A second takeaway is that policymakers should not take the ingenuity of the innovation system for granted. As already pointed out, the mRNA technology could have been easily missed by a short-sighted, risk-averse innovation support system. To be able to count on the innovation system to quickly deliver powerful solutions to societal challenges, innovation policy should take a longer-term, proactive perspective, supporting new ideas which have the potential to become breakthroughs in their early high-risk phases. Continuous investments in scientific research remain crucial in generating the knowledge underlying technological breakthroughs.

Of course, the crisis is not over at this time and our understanding of its ramifications will remain imperfect for some time to come. While most countries have lifted many of the public health measures put in place to stem the pandemic, COVID-19 mutations are still spreading around the world.  The management of future infection waves may cause less disruption than during the pandemic’s first two years – thanks in large part to recent innovations in biomedical and digital solutions. However, it will surely continue to leave a mark on innovation systems.

More research is also needed to deepen our understanding of how innovators responded to the crisis.  The full bibliographical details of patent applications are typically only published with a delay of 18 months.  Thus, bibliographical data for patents for inventions that occurred after the pandemic’s onset have only recently become available.  Future studies can thus shed more light on how different innovation stakeholders will have responded, including the effects on individual inventors and on collaboration across institutions and across countries.

References

Archebugi, D, A Filipetti and M Frenz (2013), “The impact of the economic crisis on innovation: Evidence from Europe”, Technological Forecasting and Social Change 80(7): 1247-1260. 

Beach, B, K Clay and M H Saavedra (2020), “The 1918 influenza pandemic and its lessons for COVID-19”, NBER Working Paper No. 27673.

Bénassy-Quéré, A and B Weder di Mauro (2020), Europe in the Time of Covid-19, CEPR Press.

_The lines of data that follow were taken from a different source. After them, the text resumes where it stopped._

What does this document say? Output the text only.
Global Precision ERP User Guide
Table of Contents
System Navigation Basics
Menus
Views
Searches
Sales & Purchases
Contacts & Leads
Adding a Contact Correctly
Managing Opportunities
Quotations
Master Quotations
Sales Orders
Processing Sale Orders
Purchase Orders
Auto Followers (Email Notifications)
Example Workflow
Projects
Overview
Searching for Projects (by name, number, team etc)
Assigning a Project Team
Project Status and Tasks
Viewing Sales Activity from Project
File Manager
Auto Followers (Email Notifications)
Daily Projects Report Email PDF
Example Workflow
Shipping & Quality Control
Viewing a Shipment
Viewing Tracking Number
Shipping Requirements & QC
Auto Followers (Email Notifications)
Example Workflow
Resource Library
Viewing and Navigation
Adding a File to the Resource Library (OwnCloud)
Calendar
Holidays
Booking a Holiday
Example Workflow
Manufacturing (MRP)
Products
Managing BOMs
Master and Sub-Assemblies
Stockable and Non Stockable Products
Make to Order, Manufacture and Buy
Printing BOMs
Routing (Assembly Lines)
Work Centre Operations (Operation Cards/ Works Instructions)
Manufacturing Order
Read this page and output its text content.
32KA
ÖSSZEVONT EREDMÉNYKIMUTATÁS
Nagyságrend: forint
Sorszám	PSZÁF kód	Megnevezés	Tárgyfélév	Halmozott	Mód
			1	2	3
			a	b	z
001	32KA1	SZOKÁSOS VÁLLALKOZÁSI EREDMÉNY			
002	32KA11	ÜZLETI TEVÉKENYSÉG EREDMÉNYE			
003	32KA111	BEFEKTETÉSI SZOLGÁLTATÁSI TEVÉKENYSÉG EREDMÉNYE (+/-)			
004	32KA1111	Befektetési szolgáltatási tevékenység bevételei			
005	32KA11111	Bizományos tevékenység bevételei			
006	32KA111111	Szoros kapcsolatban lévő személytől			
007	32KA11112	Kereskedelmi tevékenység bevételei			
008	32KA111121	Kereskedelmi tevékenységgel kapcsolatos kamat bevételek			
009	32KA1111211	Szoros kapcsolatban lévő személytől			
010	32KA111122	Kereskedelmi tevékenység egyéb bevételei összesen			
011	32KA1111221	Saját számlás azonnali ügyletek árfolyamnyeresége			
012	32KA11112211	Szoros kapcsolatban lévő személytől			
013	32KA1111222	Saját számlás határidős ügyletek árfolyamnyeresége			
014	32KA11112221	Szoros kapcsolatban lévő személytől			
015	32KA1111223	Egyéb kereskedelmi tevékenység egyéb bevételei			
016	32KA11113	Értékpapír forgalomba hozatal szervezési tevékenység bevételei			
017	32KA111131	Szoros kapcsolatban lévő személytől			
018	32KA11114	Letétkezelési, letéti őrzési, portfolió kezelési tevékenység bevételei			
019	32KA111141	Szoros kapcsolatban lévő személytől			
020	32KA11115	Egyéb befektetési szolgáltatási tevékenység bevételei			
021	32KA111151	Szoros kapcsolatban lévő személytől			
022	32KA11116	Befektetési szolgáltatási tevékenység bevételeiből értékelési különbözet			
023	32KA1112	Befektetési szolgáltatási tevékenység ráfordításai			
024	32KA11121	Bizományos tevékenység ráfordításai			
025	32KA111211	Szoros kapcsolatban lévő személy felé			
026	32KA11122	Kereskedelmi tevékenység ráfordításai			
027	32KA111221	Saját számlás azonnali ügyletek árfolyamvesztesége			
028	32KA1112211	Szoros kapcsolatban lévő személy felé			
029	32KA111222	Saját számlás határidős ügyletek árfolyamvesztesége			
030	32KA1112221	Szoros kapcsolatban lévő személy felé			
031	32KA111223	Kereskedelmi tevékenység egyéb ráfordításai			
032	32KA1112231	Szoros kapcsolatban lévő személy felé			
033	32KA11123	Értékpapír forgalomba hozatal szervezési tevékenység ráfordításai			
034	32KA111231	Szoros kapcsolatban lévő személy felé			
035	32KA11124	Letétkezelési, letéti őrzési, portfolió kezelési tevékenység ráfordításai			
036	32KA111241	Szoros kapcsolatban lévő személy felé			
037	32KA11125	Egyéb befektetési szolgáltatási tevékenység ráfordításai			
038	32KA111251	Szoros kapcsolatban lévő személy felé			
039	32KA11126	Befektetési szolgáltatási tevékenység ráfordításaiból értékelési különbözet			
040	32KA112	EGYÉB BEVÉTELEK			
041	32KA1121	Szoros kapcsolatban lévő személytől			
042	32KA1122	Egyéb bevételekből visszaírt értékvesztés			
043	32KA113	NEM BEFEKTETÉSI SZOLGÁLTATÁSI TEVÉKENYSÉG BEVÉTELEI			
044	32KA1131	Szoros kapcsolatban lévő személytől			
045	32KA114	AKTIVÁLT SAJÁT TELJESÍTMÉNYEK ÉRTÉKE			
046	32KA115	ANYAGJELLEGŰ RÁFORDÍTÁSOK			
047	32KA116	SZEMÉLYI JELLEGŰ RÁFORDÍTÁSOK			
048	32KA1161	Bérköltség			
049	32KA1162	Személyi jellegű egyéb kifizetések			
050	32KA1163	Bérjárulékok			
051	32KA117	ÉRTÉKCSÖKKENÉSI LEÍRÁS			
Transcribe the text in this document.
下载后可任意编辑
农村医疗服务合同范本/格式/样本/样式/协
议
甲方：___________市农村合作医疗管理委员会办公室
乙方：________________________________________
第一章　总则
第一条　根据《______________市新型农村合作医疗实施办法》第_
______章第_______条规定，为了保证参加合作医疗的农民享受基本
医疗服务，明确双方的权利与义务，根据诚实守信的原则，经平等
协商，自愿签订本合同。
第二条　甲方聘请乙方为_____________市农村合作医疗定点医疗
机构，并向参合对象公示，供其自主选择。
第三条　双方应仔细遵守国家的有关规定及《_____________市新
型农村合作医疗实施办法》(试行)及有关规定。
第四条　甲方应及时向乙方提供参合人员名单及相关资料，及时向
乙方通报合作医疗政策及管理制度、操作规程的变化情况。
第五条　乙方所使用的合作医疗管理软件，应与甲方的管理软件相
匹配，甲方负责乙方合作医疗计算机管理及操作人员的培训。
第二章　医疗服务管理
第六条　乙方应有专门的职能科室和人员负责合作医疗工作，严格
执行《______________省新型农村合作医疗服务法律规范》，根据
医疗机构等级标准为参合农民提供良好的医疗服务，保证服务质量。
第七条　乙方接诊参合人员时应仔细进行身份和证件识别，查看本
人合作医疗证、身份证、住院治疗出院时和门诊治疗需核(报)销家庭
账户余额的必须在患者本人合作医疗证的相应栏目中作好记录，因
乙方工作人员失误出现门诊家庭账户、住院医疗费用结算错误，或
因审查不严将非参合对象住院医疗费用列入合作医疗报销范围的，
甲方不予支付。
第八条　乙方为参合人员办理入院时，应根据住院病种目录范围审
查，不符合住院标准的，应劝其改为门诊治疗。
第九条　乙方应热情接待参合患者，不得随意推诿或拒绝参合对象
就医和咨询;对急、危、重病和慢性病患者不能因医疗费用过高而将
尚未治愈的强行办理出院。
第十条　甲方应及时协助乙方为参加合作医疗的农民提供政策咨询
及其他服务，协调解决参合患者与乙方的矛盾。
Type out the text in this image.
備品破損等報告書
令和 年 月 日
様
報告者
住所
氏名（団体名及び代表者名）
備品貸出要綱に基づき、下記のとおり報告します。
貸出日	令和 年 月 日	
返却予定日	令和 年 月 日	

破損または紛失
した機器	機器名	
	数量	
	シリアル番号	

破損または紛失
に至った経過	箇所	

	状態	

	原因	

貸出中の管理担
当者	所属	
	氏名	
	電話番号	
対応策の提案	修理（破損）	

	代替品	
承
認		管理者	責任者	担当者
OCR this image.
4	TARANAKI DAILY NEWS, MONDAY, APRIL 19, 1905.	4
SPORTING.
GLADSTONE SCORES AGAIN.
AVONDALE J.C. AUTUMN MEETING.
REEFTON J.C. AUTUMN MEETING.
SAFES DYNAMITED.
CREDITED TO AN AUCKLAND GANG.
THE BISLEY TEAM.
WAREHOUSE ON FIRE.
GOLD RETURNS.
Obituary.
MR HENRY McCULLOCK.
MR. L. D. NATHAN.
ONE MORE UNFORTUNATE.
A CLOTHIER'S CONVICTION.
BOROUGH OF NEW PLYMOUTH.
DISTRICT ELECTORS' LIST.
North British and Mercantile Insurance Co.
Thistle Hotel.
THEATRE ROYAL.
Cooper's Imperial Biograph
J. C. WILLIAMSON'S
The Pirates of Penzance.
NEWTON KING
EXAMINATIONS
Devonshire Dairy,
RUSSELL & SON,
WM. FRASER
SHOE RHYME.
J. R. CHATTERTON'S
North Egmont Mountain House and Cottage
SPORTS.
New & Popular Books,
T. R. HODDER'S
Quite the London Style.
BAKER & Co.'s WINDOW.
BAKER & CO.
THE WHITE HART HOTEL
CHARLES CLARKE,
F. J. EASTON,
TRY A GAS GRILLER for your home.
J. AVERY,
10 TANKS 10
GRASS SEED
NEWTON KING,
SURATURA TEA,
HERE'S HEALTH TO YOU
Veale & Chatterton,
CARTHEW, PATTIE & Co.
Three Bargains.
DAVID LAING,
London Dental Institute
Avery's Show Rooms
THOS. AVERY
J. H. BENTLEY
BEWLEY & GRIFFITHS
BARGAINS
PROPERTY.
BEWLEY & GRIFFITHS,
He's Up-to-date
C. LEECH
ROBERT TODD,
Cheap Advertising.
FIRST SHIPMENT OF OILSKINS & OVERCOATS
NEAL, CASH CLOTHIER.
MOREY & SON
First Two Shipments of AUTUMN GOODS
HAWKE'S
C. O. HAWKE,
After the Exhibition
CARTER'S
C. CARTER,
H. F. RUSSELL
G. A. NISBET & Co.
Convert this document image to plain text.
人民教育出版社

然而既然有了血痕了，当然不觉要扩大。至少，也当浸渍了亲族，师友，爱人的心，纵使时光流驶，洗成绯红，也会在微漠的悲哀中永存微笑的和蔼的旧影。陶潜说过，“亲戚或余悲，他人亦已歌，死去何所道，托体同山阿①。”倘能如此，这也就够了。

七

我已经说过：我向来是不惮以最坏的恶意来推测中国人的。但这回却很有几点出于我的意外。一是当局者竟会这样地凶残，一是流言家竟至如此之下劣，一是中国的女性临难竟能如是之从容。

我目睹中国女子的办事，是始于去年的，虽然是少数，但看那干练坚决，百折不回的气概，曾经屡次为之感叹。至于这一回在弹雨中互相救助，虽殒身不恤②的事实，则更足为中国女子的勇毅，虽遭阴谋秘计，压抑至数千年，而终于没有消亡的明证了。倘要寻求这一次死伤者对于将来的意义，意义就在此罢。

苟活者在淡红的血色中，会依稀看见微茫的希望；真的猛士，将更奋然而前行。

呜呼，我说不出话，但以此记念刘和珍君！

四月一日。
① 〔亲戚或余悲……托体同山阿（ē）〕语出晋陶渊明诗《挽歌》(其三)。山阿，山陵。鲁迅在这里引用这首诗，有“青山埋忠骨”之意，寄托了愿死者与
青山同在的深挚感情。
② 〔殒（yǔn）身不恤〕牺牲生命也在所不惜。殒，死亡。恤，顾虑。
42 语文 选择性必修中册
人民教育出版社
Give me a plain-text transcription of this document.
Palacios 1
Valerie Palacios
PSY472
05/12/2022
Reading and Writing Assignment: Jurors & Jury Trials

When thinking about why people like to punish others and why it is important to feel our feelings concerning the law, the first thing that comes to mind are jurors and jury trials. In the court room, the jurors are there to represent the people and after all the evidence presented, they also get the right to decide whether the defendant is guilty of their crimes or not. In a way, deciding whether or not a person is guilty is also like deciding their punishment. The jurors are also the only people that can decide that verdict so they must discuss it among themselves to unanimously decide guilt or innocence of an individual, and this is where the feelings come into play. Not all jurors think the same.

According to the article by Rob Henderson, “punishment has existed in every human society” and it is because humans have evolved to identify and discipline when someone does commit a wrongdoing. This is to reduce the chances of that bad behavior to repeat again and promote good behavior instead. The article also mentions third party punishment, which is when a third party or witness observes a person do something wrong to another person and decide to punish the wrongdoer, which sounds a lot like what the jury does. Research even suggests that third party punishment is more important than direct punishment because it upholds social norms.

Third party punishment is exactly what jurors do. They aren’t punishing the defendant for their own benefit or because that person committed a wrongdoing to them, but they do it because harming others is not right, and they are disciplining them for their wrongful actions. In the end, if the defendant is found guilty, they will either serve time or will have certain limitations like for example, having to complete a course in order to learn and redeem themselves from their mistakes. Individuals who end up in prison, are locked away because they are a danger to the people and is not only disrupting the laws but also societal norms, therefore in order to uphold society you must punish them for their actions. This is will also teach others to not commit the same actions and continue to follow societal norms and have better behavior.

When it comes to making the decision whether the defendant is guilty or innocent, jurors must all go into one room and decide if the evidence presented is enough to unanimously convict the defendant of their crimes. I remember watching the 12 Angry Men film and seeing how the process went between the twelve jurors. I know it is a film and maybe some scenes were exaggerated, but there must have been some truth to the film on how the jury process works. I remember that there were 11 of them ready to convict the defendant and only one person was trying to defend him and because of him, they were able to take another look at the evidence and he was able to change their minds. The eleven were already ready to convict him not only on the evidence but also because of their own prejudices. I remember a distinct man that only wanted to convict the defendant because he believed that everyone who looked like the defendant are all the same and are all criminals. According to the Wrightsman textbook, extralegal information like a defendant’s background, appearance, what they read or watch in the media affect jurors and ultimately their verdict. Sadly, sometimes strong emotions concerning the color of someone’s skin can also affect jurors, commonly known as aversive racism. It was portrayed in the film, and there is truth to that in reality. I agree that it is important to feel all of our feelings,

Cruz-Castro, L and L Sanz-Menéndez (2016), “The effects of the economic crisis on public research: Spanish budgetary policies and research organizations”, Technological Forecasting and Social Change 113(B): 157-167.  

Djankov, S and U Panizza (2020), COVID-19 in Developing Economies, CEPR Press.

Fink, C, Y Ménière, A A Toole and R Veugelers (2022), Resilience and Ingenuity: Global Innovation Responses to COVID-19, CEPR Press.

Gopinath, G (2021), “A Race Between Vaccines and the Virus as Recoveries Diverge”, IMF Blog, 26 January.

Gourinchas, P-O, S Kalemli-Ozcan, V Penciakova and N Sander (2021), “Fiscal Policy in the Age of COVID: Does it ‘Get in all the cracks?’”, NBER Working Paper No. 29293. 

Gross, D P and B N Sampat (2020), “Organizing Crisis Innovation: Lessons from World War II”, NBER Working Paper No. 27909. 

IMF (2021), World Economic Outlook: Managing Divergent Recoveries, April.

Lee, N, H Sameen and M Cowling (2015), “Access to finance for innovative SMEs since the financial crisis”, Research Policy 44(2): 370-380.  

Endnotes

1 As a caveat, it is important to note that the analysis of China’s innovation performance in Chapter 7 of the eBook does not consider the most recent COVID-19 wave in 2022 and its repercussions for China’s economy and innovation system.